CSIRO: 82% Renewable Grid Could Slash UK-Style Electricity Costs by a Third
Renewable grid could cut power costs by a third, CSIRO finds

Groundbreaking analysis from Australia's national science agency, the CSIRO, has delivered a powerful counter-argument to claims that transitioning to renewable energy will force electricity bills to skyrocket. For the first time, the agency has modelled the system-wide cost of electricity generation from various technology mixes, rather than comparing individual sources in isolation.

Cheaper Power with a Renewable Majority

The central finding is striking. The CSIRO's GenCost report concludes that a grid powered by 82% renewable energy – matching the Australian government's 2030 target – would result in wholesale electricity costs of approximately $91 per megawatt hour (MWh). This figure includes the necessary costs of connecting new renewable projects to the network.

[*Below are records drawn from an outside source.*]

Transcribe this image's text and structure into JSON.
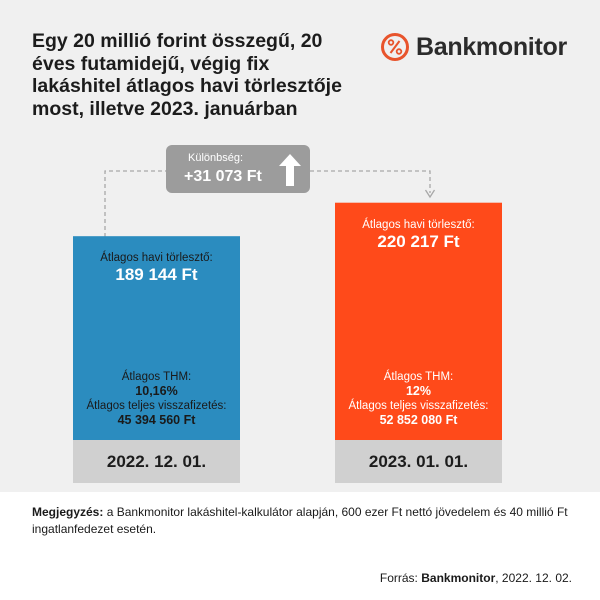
{
  "title": "Egy 20 millió forint összegű, 20 éves futamidejű, végig fix lakáshitel átlagos havi törlesztője most, illetve 2023. januárban",
  "logo": {
    "text": "Bankmonitor",
    "icon": "percent-circle-icon",
    "color": "#e8542c"
  },
  "difference": {
    "label": "Különbség:",
    "value": "+31 073 Ft",
    "icon": "up-arrow-icon"
  },
  "chart_data": {
    "type": "bar",
    "categories": [
      "2022. 12. 01.",
      "2023. 01. 01."
    ],
    "values": [
      189144,
      220217
    ],
    "ylim": [
      0,
      245000
    ],
    "colors": [
      "#2b8cbf",
      "#ff4a1a"
    ],
    "bars": [
      {
        "payment_label": "Átlagos havi törlesztő:",
        "payment_value": "189 144 Ft",
        "thm_label": "Átlagos THM:",
        "thm_value": "10,16%",
        "total_label": "Átlagos teljes visszafizetés:",
        "total_value": "45 394 560 Ft"
      },
      {
        "payment_label": "Átlagos havi törlesztő:",
        "payment_value": "220 217 Ft",
        "thm_label": "Átlagos THM:",
        "thm_value": "12%",
        "total_label": "Átlagos teljes visszafizetés:",
        "total_value": "52 852 080 Ft"
      }
    ]
  },
  "note": {
    "label": "Megjegyzés:",
    "text": "a Bankmonitor lakáshitel-kalkulátor alapján, 600 ezer Ft nettó jövedelem és 40 millió Ft ingatlanfedezet esetén."
  },
  "source": {
    "label": "Forrás:",
    "name": "Bankmonitor",
    "date": ", 2022. 12. 02."
  }
}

This projected cost is substantially lower than the current average wholesale price of $129 per MWh, suggesting a potential cost reduction of around one-third. The report notes that the real cost of renewable generation is likely to be even more favourable, as the modelling used a conservative baseline from the most expensive year for solar and wind power between 2011 and 2023.

Scenarios for 2050 and the Role of Gas

The modelling extends to 2050, presenting a range of futures. It suggests that the country's main electricity market could operate almost entirely on renewables by mid-century without increasing generation costs. However, the report indicates that a completely emissions-free grid may not be the most economically efficient path to net zero.

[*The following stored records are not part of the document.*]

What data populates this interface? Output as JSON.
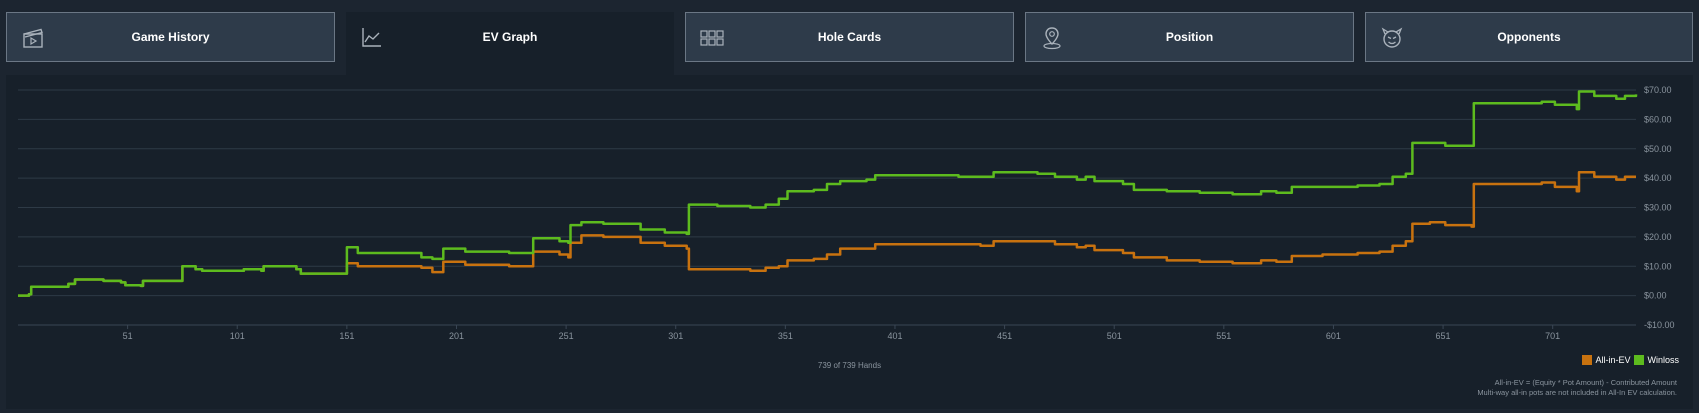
{
  "tabs": [
    {
      "id": "game-history",
      "label": "Game History",
      "icon": "clapperboard-icon",
      "active": false
    },
    {
      "id": "ev-graph",
      "label": "EV Graph",
      "icon": "line-chart-icon",
      "active": true
    },
    {
      "id": "hole-cards",
      "label": "Hole Cards",
      "icon": "grid-icon",
      "active": false
    },
    {
      "id": "position",
      "label": "Position",
      "icon": "location-pin-icon",
      "active": false
    },
    {
      "id": "opponents",
      "label": "Opponents",
      "icon": "devil-face-icon",
      "active": false
    }
  ],
  "colors": {
    "allin": "#c8720f",
    "winloss": "#5dbb1e",
    "grid": "#2e3a46",
    "axis_text": "#8a949e"
  },
  "hands_caption": "739 of 739 Hands",
  "notes": [
    "All-in-EV = (Equity * Pot Amount) - Contributed Amount",
    "Multi-way all-in pots are not included in All-In EV calculation."
  ],
  "chart_data": {
    "type": "line",
    "x_ticks": [
      51,
      101,
      151,
      201,
      251,
      301,
      351,
      401,
      451,
      501,
      551,
      601,
      651,
      701
    ],
    "y_ticks": [
      -10,
      0,
      10,
      20,
      30,
      40,
      50,
      60,
      70
    ],
    "y_tick_labels": [
      "-$10.00",
      "$0.00",
      "$10.00",
      "$20.00",
      "$30.00",
      "$40.00",
      "$50.00",
      "$60.00",
      "$70.00"
    ],
    "xlim": [
      1,
      739
    ],
    "ylim": [
      -10,
      70
    ],
    "legend_position": "bottom-right",
    "series": [
      {
        "name": "All-in-EV",
        "color_key": "allin",
        "points": [
          [
            1,
            0
          ],
          [
            6,
            0.5
          ],
          [
            7,
            3
          ],
          [
            20,
            3
          ],
          [
            24,
            4
          ],
          [
            27,
            5.5
          ],
          [
            40,
            5
          ],
          [
            48,
            4.5
          ],
          [
            50,
            3.5
          ],
          [
            57,
            3.3
          ],
          [
            58,
            5
          ],
          [
            74,
            5
          ],
          [
            76,
            10
          ],
          [
            82,
            9
          ],
          [
            85,
            8.5
          ],
          [
            100,
            8.5
          ],
          [
            104,
            9
          ],
          [
            112,
            8.5
          ],
          [
            113,
            10
          ],
          [
            128,
            9
          ],
          [
            130,
            7.5
          ],
          [
            150,
            7.5
          ],
          [
            151,
            11
          ],
          [
            156,
            10
          ],
          [
            180,
            10
          ],
          [
            185,
            9.5
          ],
          [
            190,
            8
          ],
          [
            194,
            8
          ],
          [
            195,
            11.5
          ],
          [
            205,
            10.5
          ],
          [
            215,
            10.5
          ],
          [
            225,
            10
          ],
          [
            230,
            10
          ],
          [
            235,
            10
          ],
          [
            236,
            15
          ],
          [
            248,
            14
          ],
          [
            252,
            13
          ],
          [
            253,
            18
          ],
          [
            258,
            20.5
          ],
          [
            268,
            20
          ],
          [
            282,
            20
          ],
          [
            285,
            18
          ],
          [
            296,
            17
          ],
          [
            306,
            16
          ],
          [
            307,
            9
          ],
          [
            320,
            9
          ],
          [
            335,
            8.5
          ],
          [
            342,
            9.5
          ],
          [
            348,
            10
          ],
          [
            352,
            12
          ],
          [
            364,
            12.5
          ],
          [
            370,
            14
          ],
          [
            376,
            16
          ],
          [
            388,
            16
          ],
          [
            392,
            17.5
          ],
          [
            410,
            17.5
          ],
          [
            430,
            17.5
          ],
          [
            440,
            17
          ],
          [
            446,
            18.5
          ],
          [
            466,
            18.5
          ],
          [
            474,
            17.5
          ],
          [
            484,
            16.5
          ],
          [
            488,
            17
          ],
          [
            492,
            15.5
          ],
          [
            505,
            14.5
          ],
          [
            510,
            13
          ],
          [
            525,
            12
          ],
          [
            540,
            11.5
          ],
          [
            555,
            11
          ],
          [
            568,
            12
          ],
          [
            575,
            11.5
          ],
          [
            582,
            13.5
          ],
          [
            596,
            14
          ],
          [
            612,
            14.5
          ],
          [
            622,
            15
          ],
          [
            628,
            17
          ],
          [
            634,
            18.5
          ],
          [
            637,
            24.5
          ],
          [
            645,
            25
          ],
          [
            652,
            24
          ],
          [
            664,
            23.5
          ],
          [
            665,
            38
          ],
          [
            690,
            38
          ],
          [
            696,
            38.5
          ],
          [
            702,
            37
          ],
          [
            712,
            35.5
          ],
          [
            713,
            42
          ],
          [
            720,
            40.5
          ],
          [
            730,
            39.5
          ],
          [
            734,
            40.5
          ],
          [
            739,
            40.5
          ]
        ]
      },
      {
        "name": "Winloss",
        "color_key": "winloss",
        "points": [
          [
            1,
            0
          ],
          [
            6,
            0.5
          ],
          [
            7,
            3
          ],
          [
            20,
            3
          ],
          [
            24,
            4
          ],
          [
            27,
            5.5
          ],
          [
            40,
            5
          ],
          [
            48,
            4.5
          ],
          [
            50,
            3.5
          ],
          [
            57,
            3.3
          ],
          [
            58,
            5
          ],
          [
            74,
            5
          ],
          [
            76,
            10
          ],
          [
            82,
            9
          ],
          [
            85,
            8.5
          ],
          [
            100,
            8.5
          ],
          [
            104,
            9
          ],
          [
            112,
            8.5
          ],
          [
            113,
            10
          ],
          [
            128,
            9
          ],
          [
            130,
            7.5
          ],
          [
            150,
            7.5
          ],
          [
            151,
            16.5
          ],
          [
            156,
            14.5
          ],
          [
            180,
            14.5
          ],
          [
            185,
            13
          ],
          [
            190,
            12.5
          ],
          [
            194,
            12.5
          ],
          [
            195,
            16
          ],
          [
            205,
            15
          ],
          [
            215,
            15
          ],
          [
            225,
            14.5
          ],
          [
            230,
            14.5
          ],
          [
            235,
            14.5
          ],
          [
            236,
            19.5
          ],
          [
            248,
            18.5
          ],
          [
            252,
            18
          ],
          [
            253,
            24
          ],
          [
            258,
            25
          ],
          [
            268,
            24.5
          ],
          [
            282,
            24.5
          ],
          [
            285,
            22.5
          ],
          [
            296,
            21.5
          ],
          [
            306,
            21
          ],
          [
            307,
            31
          ],
          [
            320,
            30.5
          ],
          [
            335,
            30
          ],
          [
            342,
            31
          ],
          [
            348,
            33
          ],
          [
            352,
            35.5
          ],
          [
            364,
            36
          ],
          [
            370,
            38
          ],
          [
            376,
            39
          ],
          [
            388,
            39.5
          ],
          [
            392,
            41
          ],
          [
            410,
            41
          ],
          [
            430,
            40.5
          ],
          [
            440,
            40.5
          ],
          [
            446,
            42
          ],
          [
            466,
            41.5
          ],
          [
            474,
            40.5
          ],
          [
            484,
            39.5
          ],
          [
            488,
            40.5
          ],
          [
            492,
            39
          ],
          [
            505,
            38
          ],
          [
            510,
            36
          ],
          [
            525,
            35.5
          ],
          [
            540,
            35
          ],
          [
            555,
            34.5
          ],
          [
            568,
            35.5
          ],
          [
            575,
            35
          ],
          [
            582,
            37
          ],
          [
            596,
            37
          ],
          [
            612,
            37.5
          ],
          [
            622,
            38
          ],
          [
            628,
            40.5
          ],
          [
            634,
            41.5
          ],
          [
            637,
            52
          ],
          [
            645,
            52
          ],
          [
            652,
            51
          ],
          [
            664,
            51
          ],
          [
            665,
            65.5
          ],
          [
            690,
            65.5
          ],
          [
            696,
            66
          ],
          [
            702,
            65
          ],
          [
            712,
            63.5
          ],
          [
            713,
            69.5
          ],
          [
            720,
            68
          ],
          [
            730,
            67
          ],
          [
            734,
            68
          ],
          [
            739,
            68.5
          ]
        ]
      }
    ]
  }
}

Instead, the analysis proposes that using fossil gas for grid back-up, rather than more expensive green hydrogen, would be a cheaper option. To achieve economy-wide net zero, it would be more efficient to allow minimal emissions from the electricity sector and offset them with carbon capture elsewhere.

The cheapest overall scenario, according to the report, would involve using only mature technologies like coal, gas, solar, and onshore wind, with no new decarbonisation efforts post-2030. In all cases, incorporating more expensive technologies like offshore wind, nuclear, or fossil fuels with carbon capture and storage increased wholesale costs.

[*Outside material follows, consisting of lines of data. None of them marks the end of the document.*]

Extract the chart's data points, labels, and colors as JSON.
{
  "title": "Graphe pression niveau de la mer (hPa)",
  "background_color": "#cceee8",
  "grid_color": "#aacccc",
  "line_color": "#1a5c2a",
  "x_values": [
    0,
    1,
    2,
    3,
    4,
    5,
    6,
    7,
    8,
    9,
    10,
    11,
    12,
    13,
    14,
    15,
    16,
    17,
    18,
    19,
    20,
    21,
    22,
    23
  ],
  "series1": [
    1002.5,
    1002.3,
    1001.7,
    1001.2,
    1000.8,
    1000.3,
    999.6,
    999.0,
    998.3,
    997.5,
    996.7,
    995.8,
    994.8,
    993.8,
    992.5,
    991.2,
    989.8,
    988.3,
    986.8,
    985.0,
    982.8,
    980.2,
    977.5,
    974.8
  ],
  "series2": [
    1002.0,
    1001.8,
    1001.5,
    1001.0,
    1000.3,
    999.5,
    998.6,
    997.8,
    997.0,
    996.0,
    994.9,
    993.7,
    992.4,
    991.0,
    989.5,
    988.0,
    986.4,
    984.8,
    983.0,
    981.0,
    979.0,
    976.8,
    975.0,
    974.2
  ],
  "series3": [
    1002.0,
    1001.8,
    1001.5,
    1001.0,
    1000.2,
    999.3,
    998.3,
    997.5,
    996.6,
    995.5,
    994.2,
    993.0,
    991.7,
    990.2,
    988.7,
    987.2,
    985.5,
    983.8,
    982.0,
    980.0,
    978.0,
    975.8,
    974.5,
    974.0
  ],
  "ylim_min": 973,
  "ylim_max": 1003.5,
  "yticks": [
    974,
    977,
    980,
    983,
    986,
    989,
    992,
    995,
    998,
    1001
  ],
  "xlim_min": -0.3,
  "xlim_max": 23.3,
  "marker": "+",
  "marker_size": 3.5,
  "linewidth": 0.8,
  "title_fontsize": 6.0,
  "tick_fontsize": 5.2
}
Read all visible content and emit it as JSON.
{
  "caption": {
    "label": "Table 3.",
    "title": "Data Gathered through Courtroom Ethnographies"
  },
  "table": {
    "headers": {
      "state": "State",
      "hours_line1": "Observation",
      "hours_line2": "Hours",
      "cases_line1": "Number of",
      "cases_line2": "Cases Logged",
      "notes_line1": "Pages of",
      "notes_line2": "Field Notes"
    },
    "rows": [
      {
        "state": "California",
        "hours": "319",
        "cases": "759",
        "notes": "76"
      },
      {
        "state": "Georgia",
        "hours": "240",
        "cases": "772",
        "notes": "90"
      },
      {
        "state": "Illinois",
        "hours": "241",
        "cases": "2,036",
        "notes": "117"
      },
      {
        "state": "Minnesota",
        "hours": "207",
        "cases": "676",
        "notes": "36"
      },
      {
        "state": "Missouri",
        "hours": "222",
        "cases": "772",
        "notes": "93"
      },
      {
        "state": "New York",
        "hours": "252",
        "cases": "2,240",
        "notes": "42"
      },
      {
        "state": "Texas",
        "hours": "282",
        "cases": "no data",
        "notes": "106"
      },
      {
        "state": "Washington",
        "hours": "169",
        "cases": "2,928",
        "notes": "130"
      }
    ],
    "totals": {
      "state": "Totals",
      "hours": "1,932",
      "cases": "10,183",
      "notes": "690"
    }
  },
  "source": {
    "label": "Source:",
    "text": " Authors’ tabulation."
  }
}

Shifting Technology Costs and Political Debate

The report also tracks the changing costs of key technologies. It found the most significant price drop was in batteries, which fell 15% in the last year, following a 20% decrease the year before. Conversely, costs for coal and open-cycle gas generation rose due to increasing turbine manufacturing expenses.

These findings directly challenge political arguments, particularly from Australia's Coalition opposition, that adding solar, wind, and storage to the grid causes price surges. The CSIRO evidence suggests the opposite trajectory for system costs with high renewable penetration. The debate continues as many experts warn the 82% by 2030 target is likely to be missed.

For UK readers, this detailed modelling from a leading scientific body provides a crucial, evidence-based perspective on the long-term economic viability of renewable energy transitions, relevant to global energy policy discussions.